Macu Moran's essay for Angie Bonino’s Show Following Crime Traces
MUSEO NACIONAL DE LIMA
TRAS LAS HUELLAS DEL DELITO
20 DE AGOSTO - 23 DE NOVIEMBRE, 2014
Angie Bonino’s last series “Crime traces”, relates some of the most etymologically political figures of the 20th Century. Her work gathers the video archives of Martin Luther King, Omar Torrijos, John FitzGerald Kennedy, Jaime Roldós and Salvador Ayende, last speeches bravely performed before getting killed.
Impeccable dialect projecting into unexplored horizons; dreams of justice, etched into minds, unable to be destroyed by the greedy cowards who stopped the lips that the words first departed from. Emancipated speakers made the word an art by balancing content, form and emotion. Timeless speeches tackle latent obstacles in the path of progress and evolution. With sharp common sense, the words of these visionaries intuitively designated a fairer future.
Knowledge will make us free. It is disturbing to watch and hear together such instigators of unavoidable events, smashed down by the weight of their words. But the job was done. Their ideas flow freely and our ears listened them. Nothing was exactly the same again. And the ship, sooner or later, took us to the shore of resonating truth. It is history, clumsy, slow, full of obstacles, but thanks to those that light up the path, we transit it.
This is a valuable exercise reflecting the power of words in the history of our civilization. An apology to inspiration, that invention so empathic that shake us, calling up everything we share beyond us and is intimately ours. The most needed consider inspiration as divine providence, the cynics as prophecy, but fascinates all on observation of its ability to melt boundaries and get together the most distant universes.
Current pseudo politics are often confident that the illiterate strategies of an increasingly poor public education, have already worked, so they can cheat the public with a childish, repetitive and ordinary rhetoric. Their actions are carefully programmed towards a massive lethargic target, as described in any marketing handbook, broadcasting canned speeches; subjective arguments with a subtle recycling of dogmatic values.
Among this outcry to the basic levels of intelligence, it is an essential moment to remember those who cared, for the other, for society, for civilization and for the habitat. We must not forget that they existed as much as they exist today, they are among us, are part of us, and are us, in every reflection, every decision, every move and every word.
The project follows up with the detective approach of the show with other works in various mediums.
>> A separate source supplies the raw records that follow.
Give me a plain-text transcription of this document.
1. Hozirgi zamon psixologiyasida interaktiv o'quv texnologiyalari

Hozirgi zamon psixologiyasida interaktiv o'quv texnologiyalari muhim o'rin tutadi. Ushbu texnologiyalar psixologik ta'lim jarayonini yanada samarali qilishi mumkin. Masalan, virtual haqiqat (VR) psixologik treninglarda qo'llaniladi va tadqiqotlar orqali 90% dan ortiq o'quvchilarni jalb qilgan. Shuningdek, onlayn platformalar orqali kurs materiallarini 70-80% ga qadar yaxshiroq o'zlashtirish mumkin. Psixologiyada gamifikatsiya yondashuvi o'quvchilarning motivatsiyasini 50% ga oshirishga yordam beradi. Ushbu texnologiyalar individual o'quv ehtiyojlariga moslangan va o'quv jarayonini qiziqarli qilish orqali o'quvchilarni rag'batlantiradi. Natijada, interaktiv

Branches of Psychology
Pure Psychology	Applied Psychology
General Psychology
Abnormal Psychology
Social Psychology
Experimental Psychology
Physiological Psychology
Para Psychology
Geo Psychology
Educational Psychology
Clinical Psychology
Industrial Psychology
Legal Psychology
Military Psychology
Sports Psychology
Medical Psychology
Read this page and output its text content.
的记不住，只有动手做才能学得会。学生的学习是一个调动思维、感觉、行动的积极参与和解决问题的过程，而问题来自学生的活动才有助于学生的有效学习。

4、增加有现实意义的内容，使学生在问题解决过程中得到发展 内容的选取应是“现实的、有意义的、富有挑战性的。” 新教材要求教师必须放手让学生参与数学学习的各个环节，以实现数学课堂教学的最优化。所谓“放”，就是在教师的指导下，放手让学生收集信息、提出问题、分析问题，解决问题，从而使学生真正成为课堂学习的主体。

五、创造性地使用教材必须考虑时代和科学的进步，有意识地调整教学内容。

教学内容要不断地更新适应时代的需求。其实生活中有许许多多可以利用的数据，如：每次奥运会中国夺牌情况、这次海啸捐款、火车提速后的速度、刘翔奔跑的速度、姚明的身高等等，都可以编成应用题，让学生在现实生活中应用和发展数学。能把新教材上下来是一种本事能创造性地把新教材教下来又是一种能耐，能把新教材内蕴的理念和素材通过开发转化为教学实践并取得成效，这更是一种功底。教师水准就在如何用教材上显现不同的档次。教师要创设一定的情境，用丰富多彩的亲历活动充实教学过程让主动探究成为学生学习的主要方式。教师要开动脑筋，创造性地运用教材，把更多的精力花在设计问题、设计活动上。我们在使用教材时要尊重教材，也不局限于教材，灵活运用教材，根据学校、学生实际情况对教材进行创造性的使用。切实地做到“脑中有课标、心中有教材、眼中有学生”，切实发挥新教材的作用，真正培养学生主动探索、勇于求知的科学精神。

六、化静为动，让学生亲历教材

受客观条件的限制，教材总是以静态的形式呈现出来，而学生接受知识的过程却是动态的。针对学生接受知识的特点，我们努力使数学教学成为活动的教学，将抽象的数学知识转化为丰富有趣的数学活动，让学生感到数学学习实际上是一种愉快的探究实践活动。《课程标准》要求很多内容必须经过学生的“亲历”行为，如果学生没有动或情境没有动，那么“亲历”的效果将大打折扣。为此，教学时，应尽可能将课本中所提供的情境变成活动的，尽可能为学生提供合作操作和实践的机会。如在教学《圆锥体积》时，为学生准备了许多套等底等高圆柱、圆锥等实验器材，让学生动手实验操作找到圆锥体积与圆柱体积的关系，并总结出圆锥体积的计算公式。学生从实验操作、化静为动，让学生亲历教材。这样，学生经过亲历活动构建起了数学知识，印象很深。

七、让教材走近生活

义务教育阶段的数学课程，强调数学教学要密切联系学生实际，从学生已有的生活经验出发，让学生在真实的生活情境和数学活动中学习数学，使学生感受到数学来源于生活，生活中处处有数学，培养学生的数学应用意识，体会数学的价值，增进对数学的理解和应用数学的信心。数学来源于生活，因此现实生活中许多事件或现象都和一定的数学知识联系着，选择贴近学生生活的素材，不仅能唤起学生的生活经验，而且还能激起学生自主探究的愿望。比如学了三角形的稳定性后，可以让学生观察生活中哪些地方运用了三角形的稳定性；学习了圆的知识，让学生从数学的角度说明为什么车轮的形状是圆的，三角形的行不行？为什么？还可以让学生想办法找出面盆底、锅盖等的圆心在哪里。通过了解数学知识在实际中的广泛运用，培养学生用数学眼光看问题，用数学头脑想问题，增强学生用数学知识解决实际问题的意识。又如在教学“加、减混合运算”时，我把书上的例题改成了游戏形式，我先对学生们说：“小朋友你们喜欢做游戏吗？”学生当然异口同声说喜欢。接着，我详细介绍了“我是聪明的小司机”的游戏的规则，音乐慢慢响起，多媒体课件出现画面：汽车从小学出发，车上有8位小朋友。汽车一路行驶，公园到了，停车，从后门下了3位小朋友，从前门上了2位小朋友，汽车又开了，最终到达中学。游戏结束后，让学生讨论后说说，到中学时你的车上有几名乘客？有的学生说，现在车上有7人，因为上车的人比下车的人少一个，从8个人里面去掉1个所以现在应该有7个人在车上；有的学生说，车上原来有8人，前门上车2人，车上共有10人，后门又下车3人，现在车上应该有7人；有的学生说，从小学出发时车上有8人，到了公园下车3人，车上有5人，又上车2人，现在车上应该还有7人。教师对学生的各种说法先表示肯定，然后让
Through her trichromatic acrylic paintings, in black, white and red, the artist time travels suddenly transporting us to the present. Highlighting with sagacity some of the personages and scenarios participating in the battle that, behind press and public, is currently being fought.
Disclosing possible crime scenes, such as the virtual Wikileaks and the very tangible Wall Street, along with figures like Julian Assange gagged with the American flag or the Greek police maintaining “order”. Bonino leaves the paintings unfinished, showing the sense of urgency involved in the investigation process by leaving the case open.
Finally, through a number of drawings included in the selection, the artist presents her own thesis, with pen and marker. In an effort to reveal covered realities, Bonino proceeds with an exhausting analysis in the relaying mechanisms of the corporatocracy that moves the strings of our daily life.
These drawings, with the same process and aesthetic of mnemonic drawings used in criminology investigations, form a hypothesis of macroeconomic strategies and large-scale interests being responsible of the international political-economic-energetic system of today.
All things considered, Angie has provided us with found clues of sublime unfolding agendas, alerting the spectator and making us undeniable witness of the New World Order.